A 1ª leitura é do Livro dos Actos dos Apóstolos. Diante dos pagãos, em casa do centurião Cornélio, Pedro anuncia a Cristo. Jesus de Nazaré, homem que viveu como eles, não é um simples homem. Ungido do Espírito Santo, tem a plenitude de Deus em Si. Pela Ressurreição, de que Pedro é testemunha, Jesus de Nazaré é o juiz dos vivos e dos mortos, é o Salvador dos homens, judeus e pagãos.
A 2ª leitura é de S. Paulo aos Coríntios. Com Cristo Ressuscitado começou para o povo de Deus uma vida nova. Por isso, o cristão, deitando fora o fermento antigo (o pecado e a mentira) deve ser “pão ázimo”, liberto de todo o mal, de tal modo que nele transpareça sempre a presença do Espírito.
A 3ª Leitura é do Evangelho de S. João. No seu amor intuitivo, João é o primeiro a compreender os sinais da Ressurreição. Mas bem depressa Pedro descobre a verdade, anunciada tão claramente pela Escritura e pelo mesmo Jesus. Depois, em contacto pessoal com o Ressuscitado, a sua fé torna-se firme como “rocha” inabalável.

A PALAVRA DO EVANGELHO

Diante da Palavra

Vem Espírito Santo, e ensina-me a descobrir que a vida é sempre mais forte do que a morte!

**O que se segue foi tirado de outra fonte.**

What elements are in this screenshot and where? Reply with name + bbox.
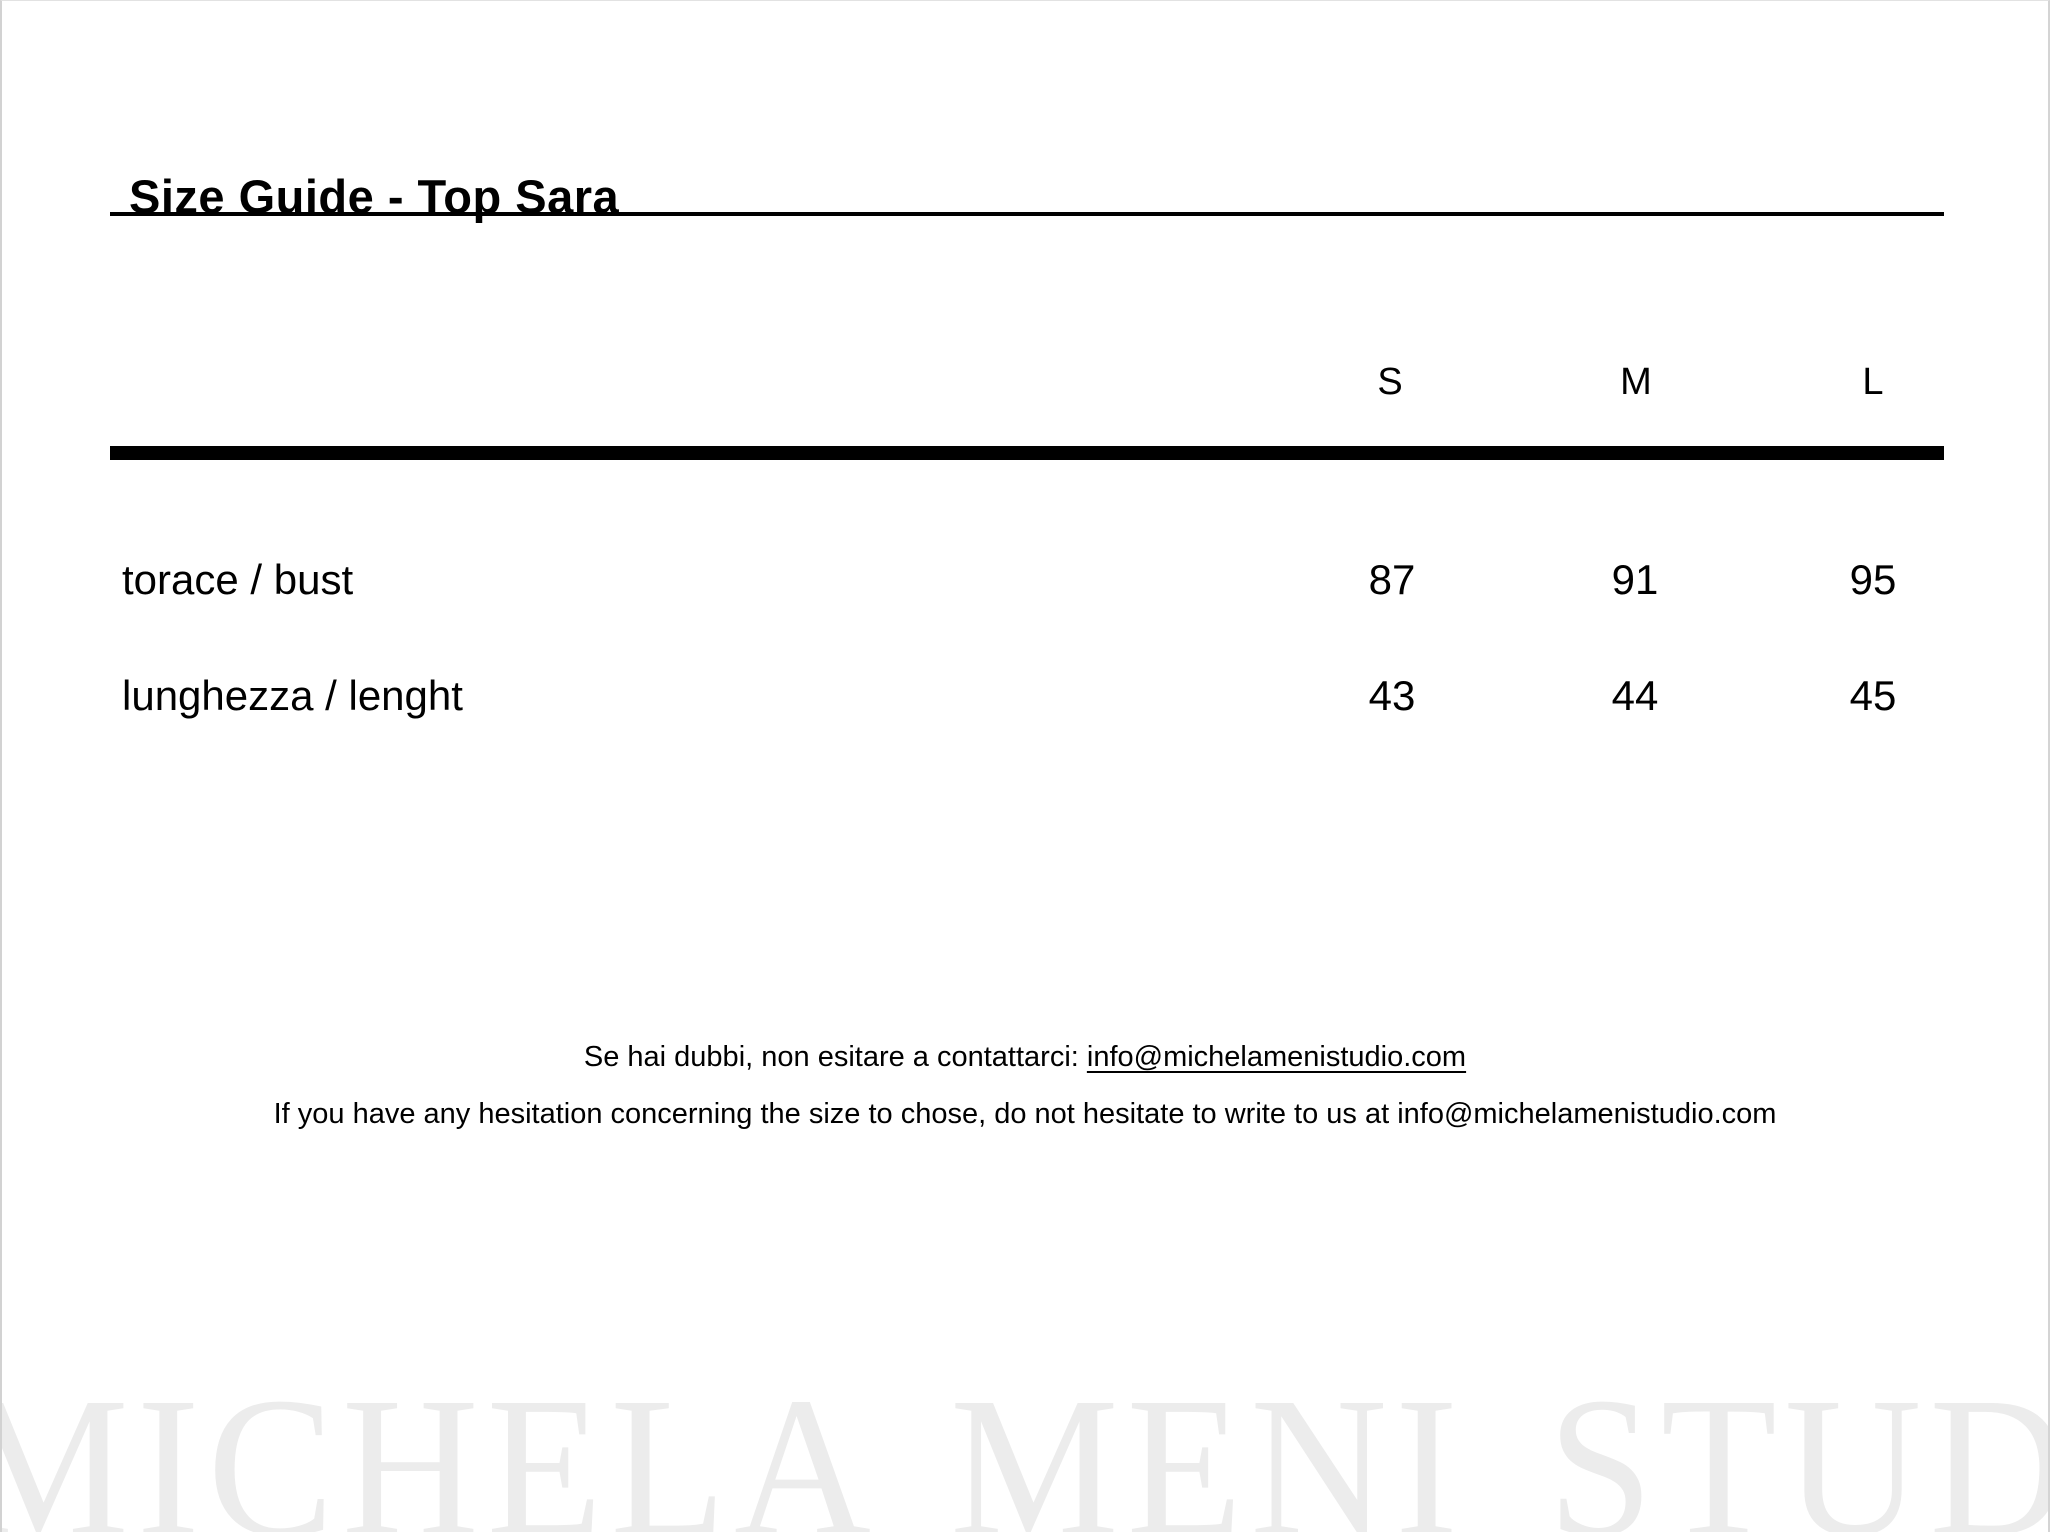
cell-length-l: 45: [1849, 672, 1897, 719]
title-divider: [110, 212, 1944, 216]
cell-bust-l: 95: [1849, 556, 1897, 603]
contact-note-it: Se hai dubbi, non esitare a contattarci:…: [2, 1041, 2048, 1074]
table-row: lunghezza / lenght 43 44 45: [2, 674, 2048, 718]
cell-length-m: 44: [1611, 672, 1659, 719]
contact-note-it-text: Se hai dubbi, non esitare a contattarci:: [583, 1041, 1087, 1073]
table-row: torace / bust 87 91 95: [2, 558, 2048, 602]
row-label-bust: torace / bust: [122, 556, 354, 603]
cell-bust-m: 91: [1611, 556, 1659, 603]
table-header-divider: [110, 446, 1944, 460]
column-header-s: S: [1377, 361, 1403, 403]
row-label-length: lunghezza / lenght: [122, 672, 463, 719]
cell-length-s: 43: [1368, 672, 1416, 719]
column-header-m: M: [1620, 361, 1652, 403]
brand-watermark: MICHELA MENI STUDIO: [0, 1357, 2048, 1532]
cell-bust-s: 87: [1368, 556, 1416, 603]
contact-note-en: If you have any hesitation concerning th…: [273, 1098, 1777, 1130]
email-link[interactable]: info@michelamenistudio.com: [1086, 1041, 1467, 1073]
column-header-l: L: [1862, 361, 1884, 403]
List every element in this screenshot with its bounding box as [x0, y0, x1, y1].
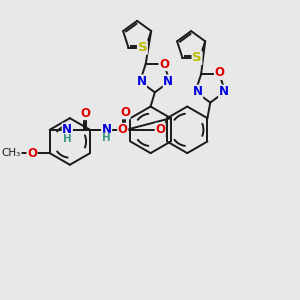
Text: H: H — [102, 133, 111, 143]
Text: O: O — [81, 106, 91, 120]
Text: O: O — [120, 106, 130, 119]
Text: O: O — [118, 123, 128, 136]
Text: O: O — [214, 66, 224, 79]
Text: N: N — [101, 123, 112, 136]
Text: O: O — [155, 123, 165, 136]
Text: S: S — [192, 51, 202, 64]
Text: N: N — [219, 85, 229, 98]
Text: CH₃: CH₃ — [2, 148, 21, 158]
Text: N: N — [136, 75, 146, 88]
Text: S: S — [138, 41, 147, 54]
Text: O: O — [27, 147, 37, 160]
Text: N: N — [193, 85, 203, 98]
Text: N: N — [62, 123, 72, 136]
Text: N: N — [163, 75, 173, 88]
Text: O: O — [159, 58, 169, 70]
Text: H: H — [63, 134, 72, 144]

Evangelho segundo S. João 20, 1-9

No primeiro dia da semana, Maria Madalena foi de manhãzinha, ainda escuro, ao sepulcro e viu a pedra retirada do sepulcro. Correu então e foi ter com Simão Pedro e com o outro discípulo que Jesus amava e disse-lhes: «Levaram o Senhor do sepulcro e não sabemos onde O puseram». Pedro partiu com o outro discípulo e foram ambos ao sepulcro. Corriam os dois juntos, mas o outro discípulo antecipou-se, correndo mais depressa do que Pedro, e chegou primeiro ao sepulcro. Debruçando-se, viu as ligaduras no chão, mas não entrou. Entretanto, chegou também Simão Pedro, que o seguira. Entrou no sepulcro e viu as ligaduras no chão e o sudário que tinha estado sobre a cabeça de Jesus, não com as ligaduras, mas enrolado à parte. Entrou também o outro discípulo que chegara primeiro ao sepulcro: viu e acreditou. Na verdade, ainda não tinham entendido a Escritura, segundo a qual Jesus devia ressuscitar dos mortos.

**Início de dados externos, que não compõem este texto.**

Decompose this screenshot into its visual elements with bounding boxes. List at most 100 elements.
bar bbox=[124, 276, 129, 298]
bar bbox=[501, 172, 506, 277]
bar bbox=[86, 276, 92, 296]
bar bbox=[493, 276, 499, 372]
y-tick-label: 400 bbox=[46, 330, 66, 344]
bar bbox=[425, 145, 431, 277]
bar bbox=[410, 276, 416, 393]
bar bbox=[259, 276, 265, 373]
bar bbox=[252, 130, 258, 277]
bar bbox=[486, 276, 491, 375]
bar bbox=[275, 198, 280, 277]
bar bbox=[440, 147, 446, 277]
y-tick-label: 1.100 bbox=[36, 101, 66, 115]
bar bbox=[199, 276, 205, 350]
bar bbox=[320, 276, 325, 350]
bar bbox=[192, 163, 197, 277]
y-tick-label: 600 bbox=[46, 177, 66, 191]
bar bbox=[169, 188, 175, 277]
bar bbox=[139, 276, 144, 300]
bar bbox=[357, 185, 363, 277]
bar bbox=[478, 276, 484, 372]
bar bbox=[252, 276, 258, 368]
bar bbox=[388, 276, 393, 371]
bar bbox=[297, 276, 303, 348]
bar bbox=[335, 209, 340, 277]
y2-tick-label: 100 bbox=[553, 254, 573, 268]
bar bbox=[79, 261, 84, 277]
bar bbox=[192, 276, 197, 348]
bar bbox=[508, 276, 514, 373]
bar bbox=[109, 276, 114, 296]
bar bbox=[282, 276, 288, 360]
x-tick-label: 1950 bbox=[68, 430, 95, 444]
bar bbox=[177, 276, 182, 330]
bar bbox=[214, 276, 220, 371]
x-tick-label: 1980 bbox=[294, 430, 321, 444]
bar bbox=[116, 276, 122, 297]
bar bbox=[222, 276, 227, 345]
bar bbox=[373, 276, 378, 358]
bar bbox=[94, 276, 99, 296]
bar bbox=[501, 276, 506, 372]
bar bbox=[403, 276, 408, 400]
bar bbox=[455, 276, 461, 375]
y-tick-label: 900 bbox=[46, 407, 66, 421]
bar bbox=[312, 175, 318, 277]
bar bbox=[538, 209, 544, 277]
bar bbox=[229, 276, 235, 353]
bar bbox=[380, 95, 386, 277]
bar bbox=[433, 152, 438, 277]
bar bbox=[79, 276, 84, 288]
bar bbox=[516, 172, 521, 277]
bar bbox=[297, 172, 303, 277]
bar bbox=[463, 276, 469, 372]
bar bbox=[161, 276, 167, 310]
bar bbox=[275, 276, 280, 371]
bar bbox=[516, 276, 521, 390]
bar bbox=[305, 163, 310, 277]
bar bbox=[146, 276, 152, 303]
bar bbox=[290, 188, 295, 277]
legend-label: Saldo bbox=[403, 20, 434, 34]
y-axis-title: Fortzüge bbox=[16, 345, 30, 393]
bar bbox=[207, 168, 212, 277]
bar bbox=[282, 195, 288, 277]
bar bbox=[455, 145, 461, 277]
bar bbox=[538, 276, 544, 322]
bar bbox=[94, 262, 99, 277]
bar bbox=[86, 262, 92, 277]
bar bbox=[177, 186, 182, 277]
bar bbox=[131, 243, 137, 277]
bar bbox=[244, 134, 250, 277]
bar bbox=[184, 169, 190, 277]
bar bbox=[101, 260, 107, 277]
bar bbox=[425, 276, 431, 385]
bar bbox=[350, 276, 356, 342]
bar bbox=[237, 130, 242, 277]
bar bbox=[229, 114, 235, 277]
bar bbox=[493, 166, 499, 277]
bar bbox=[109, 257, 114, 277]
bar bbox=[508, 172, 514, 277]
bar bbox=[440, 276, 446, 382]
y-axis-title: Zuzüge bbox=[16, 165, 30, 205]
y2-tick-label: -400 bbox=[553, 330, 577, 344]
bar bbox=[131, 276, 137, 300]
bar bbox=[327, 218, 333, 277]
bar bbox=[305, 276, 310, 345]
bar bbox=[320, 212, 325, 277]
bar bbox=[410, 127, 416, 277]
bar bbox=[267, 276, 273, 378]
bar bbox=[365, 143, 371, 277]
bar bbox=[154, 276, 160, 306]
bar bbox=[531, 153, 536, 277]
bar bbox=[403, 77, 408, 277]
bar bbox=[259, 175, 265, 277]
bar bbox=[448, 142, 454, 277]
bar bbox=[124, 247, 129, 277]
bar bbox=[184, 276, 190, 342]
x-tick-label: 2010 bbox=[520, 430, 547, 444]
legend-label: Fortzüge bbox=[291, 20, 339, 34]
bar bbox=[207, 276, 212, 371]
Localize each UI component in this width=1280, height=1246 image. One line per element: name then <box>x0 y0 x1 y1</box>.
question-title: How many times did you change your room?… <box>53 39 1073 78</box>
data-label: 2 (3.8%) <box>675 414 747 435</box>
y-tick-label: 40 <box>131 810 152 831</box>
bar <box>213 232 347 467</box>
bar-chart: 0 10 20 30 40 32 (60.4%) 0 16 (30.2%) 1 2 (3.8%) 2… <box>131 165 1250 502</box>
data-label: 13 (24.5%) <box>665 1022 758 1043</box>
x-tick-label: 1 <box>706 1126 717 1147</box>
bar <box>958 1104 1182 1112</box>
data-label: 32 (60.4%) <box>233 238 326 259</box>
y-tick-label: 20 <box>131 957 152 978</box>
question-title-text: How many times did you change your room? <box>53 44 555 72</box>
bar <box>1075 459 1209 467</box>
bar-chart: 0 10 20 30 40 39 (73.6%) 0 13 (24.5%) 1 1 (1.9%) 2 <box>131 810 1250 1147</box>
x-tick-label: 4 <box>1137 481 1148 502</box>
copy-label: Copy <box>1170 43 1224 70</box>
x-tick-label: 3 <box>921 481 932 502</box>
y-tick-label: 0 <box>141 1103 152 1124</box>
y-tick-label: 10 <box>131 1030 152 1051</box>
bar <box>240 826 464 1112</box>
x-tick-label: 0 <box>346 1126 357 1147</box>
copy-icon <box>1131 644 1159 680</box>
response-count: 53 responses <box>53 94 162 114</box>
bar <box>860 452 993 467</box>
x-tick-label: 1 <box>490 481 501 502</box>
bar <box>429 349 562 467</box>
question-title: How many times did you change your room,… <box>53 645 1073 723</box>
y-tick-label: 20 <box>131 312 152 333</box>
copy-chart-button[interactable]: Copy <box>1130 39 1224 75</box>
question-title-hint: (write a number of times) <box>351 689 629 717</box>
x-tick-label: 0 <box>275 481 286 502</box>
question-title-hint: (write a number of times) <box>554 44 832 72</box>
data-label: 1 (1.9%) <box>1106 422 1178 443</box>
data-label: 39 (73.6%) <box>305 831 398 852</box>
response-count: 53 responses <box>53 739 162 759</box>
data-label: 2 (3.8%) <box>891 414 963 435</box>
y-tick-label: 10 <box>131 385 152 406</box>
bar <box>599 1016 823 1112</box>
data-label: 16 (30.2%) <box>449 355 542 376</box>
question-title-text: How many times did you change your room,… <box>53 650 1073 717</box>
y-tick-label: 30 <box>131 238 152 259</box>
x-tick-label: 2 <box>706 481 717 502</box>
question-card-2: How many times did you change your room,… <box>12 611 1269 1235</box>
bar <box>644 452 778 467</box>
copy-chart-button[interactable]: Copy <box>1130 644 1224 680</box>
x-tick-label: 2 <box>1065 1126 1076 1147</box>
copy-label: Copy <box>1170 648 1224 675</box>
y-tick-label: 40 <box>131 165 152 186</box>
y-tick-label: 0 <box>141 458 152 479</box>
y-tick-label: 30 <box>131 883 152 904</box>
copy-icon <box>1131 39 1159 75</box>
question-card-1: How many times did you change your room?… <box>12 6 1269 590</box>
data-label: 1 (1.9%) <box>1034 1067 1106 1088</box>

Caros amigos e amigas, o evangelho narra o grande acontecimento da Ressurreição de Jesus. É a sua Páscoa, é a nossa Páscoa. Por isso, tal como o discípulo amado, vamos também nós «ver» para «acreditar».

Interpelações da Palavra

Apenas uma mulher e dois discípulos como testemunhas

O evangelho diz que o novo dia já tinha começado – era o primeiro da semana -, mas, na cabeça de Maria Madalena e dos outros discípulos e apóstolos, a experiência do fracasso pairava como escuridão intransponível – ainda era escuro. Só muito lentamente eles foram percebendo que as ligaduras estendidas no chão não estavam lá para cobrir um cadáver, mas para acolher as núpcias de uma nova aliança. Pelo contrário, o sudário sim, depois de cobrir a cabeça de Jesus, agora estava à parte e envolvia totalmente o templo, o lugar onde a morte fora estudada, planeada, deliberada. Precedido e encorajado por Maria Madalena, o discípulo amado entrou na sepultura escura e fria, “viu e acreditou”.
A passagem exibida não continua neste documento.